How does it compare to GPT-5 Nano?

GPT-5 Nano is roughly 3x cheaper on input ($0.05/M vs $0.15/M) and 33% cheaper on output ($0.40/M vs $0.60/M), and it's a current model rather than a legacy one. For new high-volume classification, extraction, or routing work, Nano is the default. GPT-4o mini only wins when the cost of re-validating prompts outweighs the per-token savings — which, at this volume tier, it sometimes genuinely does.

Is the token count exact?

Yes. GPT-4o mini shares the o200k_base tokenizer with the rest of the modern OpenAI lineup. We count via the canonical gpt-tokenizer package — exact, calibration factor 1.0, no approximation.

Should I use the Batch API for this model?

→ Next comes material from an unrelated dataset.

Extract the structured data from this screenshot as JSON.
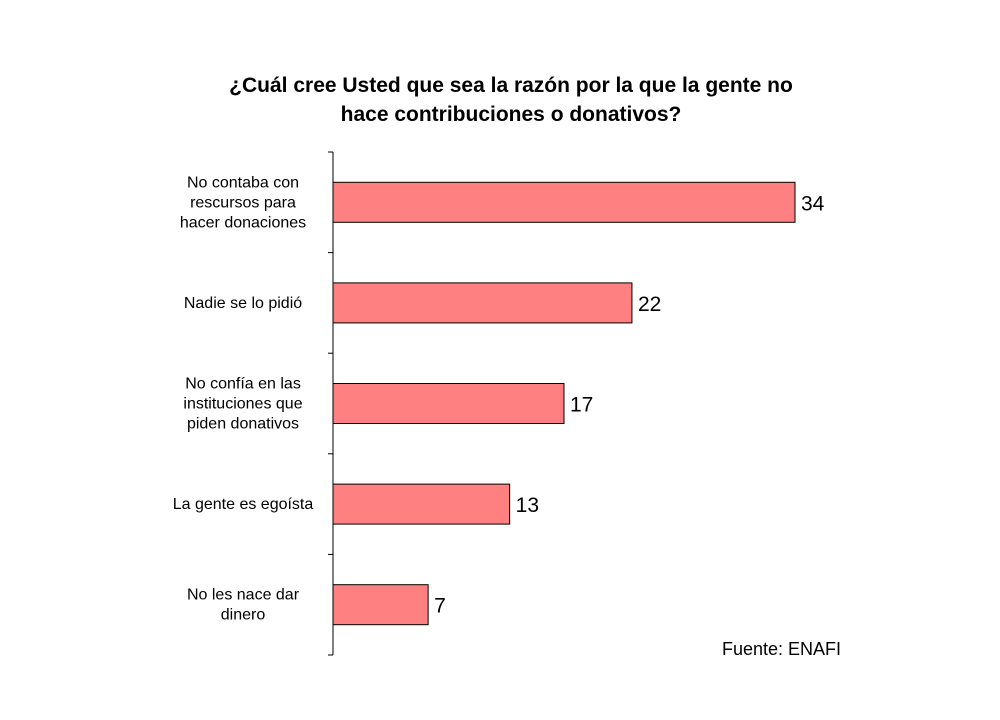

Yes when latency allows. The Batch API's 50% discount still applies to GPT-4o mini, taking effective input cost to roughly $0.075/M. At that point the model bill on most workloads stops being a budget conversation — the deciding factor becomes accuracy, not price.

Does my prompt leave the browser?

No. Tokenization runs entirely in JavaScript on the page (Web Worker for inputs over 50,000 characters). There is no server endpoint that ever receives prompt content.

Compare against every other model

To see this exact prompt scored against every supported model, sorted by total cost, paste it into the home calculator and toggle Compare across all models. For a high-volume legacy model this is the fastest way to see whether GPT-5 Nano's lower rate actually moves your number enough to act on.

The comparisons that decide things here: GPT-5 Nano (the cheaper current replacement), GPT-4.1 Mini (when you also need long context), and full GPT-4o (the in-family step up when mini-tier quality isn't holding).